Recent advances in multimodal brain imaging and high throughput genotyping and sequencing techniques provide exciting new opportunities to ultimately improve our understanding of brain structure and neural dynamics, their genetic architecture, and their influences on cognition and behavior. However, data privacy and security issues have inhibited data sharing across institutes. Emerging multi-site collaborative data analysis can address these issues and facilitate data and computing resource sharing. In collaborative data analysis, the participating institutes keep their own data, which are analyzed and computed locally, and only share the computed results by communicating with a server. The server communicates with all institutes and updates the local models such that the trained machine learning models indirectly use all data and are shared with all institutes. Although some distributed/parallel computation techniques were recently proposed to address big data mining problems, most of them are synchronous models. Asynchronous distributed learning methods are much more efficient, because they allow the server to update the model with information from only one worker node without waiting for slow worker nodes in each round. However, the convergence analysis for the asynchronous distributed algorithms is much more difficult due to the inconsistent variables update across nodes. Thus, it is challenging to design efficient distributed machine learning algorithms for collaborative big data analysis. The research objective of this project is to address the computational challenges in the emerging multi-site collaborative data mining for brain big data.

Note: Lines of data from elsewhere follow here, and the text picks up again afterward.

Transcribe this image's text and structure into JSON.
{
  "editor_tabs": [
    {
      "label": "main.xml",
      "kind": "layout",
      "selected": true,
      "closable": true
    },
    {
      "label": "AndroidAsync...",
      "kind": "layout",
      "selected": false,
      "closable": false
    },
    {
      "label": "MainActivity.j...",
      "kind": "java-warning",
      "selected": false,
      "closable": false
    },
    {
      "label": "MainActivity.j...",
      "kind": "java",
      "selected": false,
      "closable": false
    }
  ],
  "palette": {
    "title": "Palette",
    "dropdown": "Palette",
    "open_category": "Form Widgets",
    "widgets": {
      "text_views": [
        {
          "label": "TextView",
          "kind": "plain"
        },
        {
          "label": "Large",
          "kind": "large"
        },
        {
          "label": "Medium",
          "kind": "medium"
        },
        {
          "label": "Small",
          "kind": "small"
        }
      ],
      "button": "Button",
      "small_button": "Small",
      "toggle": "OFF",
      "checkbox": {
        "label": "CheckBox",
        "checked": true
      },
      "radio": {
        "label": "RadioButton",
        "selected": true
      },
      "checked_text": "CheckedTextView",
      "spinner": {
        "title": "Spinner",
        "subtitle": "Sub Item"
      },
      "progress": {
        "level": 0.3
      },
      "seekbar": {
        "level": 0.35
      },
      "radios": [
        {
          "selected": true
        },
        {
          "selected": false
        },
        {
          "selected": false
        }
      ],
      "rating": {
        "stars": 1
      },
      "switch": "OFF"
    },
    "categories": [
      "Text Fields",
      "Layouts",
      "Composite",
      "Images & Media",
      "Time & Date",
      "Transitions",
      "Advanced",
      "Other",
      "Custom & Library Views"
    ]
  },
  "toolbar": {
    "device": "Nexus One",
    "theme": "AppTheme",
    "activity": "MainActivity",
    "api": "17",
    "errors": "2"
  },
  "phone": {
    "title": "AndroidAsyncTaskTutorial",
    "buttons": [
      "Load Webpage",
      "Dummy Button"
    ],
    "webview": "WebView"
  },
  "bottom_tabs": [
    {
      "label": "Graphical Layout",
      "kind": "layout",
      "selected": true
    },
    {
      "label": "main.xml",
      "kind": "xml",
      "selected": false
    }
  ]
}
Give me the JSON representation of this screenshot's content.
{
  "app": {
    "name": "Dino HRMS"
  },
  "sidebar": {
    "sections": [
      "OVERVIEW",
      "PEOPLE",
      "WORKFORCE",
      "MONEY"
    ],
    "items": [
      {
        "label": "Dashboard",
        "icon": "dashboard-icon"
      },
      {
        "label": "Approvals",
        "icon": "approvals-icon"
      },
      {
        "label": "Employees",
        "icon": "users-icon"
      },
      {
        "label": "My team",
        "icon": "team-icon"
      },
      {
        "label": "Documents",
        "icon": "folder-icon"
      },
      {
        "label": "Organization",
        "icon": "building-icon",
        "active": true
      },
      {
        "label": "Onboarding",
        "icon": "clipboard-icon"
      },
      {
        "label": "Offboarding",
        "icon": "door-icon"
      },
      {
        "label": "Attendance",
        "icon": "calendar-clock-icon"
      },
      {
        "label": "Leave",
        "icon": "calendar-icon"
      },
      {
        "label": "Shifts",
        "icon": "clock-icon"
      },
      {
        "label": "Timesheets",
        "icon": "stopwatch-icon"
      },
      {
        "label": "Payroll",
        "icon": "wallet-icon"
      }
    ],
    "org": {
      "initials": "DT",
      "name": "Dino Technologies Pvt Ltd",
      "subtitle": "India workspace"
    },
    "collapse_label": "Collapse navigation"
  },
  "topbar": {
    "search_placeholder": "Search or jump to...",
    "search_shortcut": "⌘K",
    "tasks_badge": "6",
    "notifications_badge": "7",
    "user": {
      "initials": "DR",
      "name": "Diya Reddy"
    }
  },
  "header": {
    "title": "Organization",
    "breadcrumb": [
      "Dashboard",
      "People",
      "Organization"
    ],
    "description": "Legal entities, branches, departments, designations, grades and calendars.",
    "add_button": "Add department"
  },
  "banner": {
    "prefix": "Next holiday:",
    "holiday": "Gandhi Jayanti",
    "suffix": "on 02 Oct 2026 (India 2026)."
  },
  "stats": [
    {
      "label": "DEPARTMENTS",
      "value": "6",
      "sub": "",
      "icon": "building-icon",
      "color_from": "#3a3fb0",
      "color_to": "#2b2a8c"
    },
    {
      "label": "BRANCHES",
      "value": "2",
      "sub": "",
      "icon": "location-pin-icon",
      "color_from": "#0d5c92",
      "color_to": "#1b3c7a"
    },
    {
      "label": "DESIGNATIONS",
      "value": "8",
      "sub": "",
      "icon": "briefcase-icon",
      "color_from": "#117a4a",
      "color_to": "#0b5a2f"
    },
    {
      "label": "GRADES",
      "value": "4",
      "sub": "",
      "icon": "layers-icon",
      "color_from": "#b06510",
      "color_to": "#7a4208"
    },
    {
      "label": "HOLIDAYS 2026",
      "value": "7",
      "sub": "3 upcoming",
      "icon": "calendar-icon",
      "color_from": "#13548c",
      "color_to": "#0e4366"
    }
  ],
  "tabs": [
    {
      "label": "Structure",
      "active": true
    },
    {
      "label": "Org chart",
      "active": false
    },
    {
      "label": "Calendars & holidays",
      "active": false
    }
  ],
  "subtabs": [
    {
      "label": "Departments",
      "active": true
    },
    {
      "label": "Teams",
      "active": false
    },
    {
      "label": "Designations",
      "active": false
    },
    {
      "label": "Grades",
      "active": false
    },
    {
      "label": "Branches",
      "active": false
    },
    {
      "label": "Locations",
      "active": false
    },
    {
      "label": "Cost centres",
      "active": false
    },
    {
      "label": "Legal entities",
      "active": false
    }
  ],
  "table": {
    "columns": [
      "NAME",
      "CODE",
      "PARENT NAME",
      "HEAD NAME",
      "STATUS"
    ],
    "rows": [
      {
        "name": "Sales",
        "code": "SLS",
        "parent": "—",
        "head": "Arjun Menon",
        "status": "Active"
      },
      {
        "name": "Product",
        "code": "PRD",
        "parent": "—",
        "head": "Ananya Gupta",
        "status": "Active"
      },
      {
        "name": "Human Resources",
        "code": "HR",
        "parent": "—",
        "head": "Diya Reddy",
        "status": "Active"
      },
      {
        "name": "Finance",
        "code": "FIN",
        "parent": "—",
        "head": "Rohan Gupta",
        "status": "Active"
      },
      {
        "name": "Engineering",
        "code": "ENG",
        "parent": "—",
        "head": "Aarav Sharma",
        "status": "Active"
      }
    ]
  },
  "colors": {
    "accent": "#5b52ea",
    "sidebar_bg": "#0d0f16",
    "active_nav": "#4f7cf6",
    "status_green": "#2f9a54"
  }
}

This project seeks to harness the opportunities of designing new efficient asynchronous distributed machine learning algorithms with rigorous theoretical foundations for multi-site collaborative brain big data mining, creating large-scale computational strategies and effective software tools to reveal sophisticated relationships among heterogeneous brain data. This project designs the asynchronous distributed machine learning and principled big data mining models to conduct the comprehensive study of brain imaging genomics and connectomics. Specifically, the principal investigators investigate: 1) collaborative genotype and phenotype association study using new asynchronous doubly stochastic proximal gradient algorithms; 2) communication-efficient multi-site collaborative data integration models to integrate imaging genomics data for predicting outcomes of interest; 3) collaborative deep learning algorithm speedup by the asynchronous distributed algorithms with applications in temporal cognitive change prediction; and 4) new graph convolutional deep learning models for brain network mining. It is innovative to integrate new distributed machine learning and data-intensive computing with brain imaging genomics and connectomics that hold great promise for a systems biology of the brain. The developed methods and tools impact other neuroimaging, genomics, and neuroscience research, and enable investigators working on brain science to effectively test their scientific hypotheses. This project will also facilitate the development of novel educational tools.
This award reflects NSF's statutory mission and has been deemed worthy of support through evaluation using the Foundation's intellectual merit and broader impacts review criteria.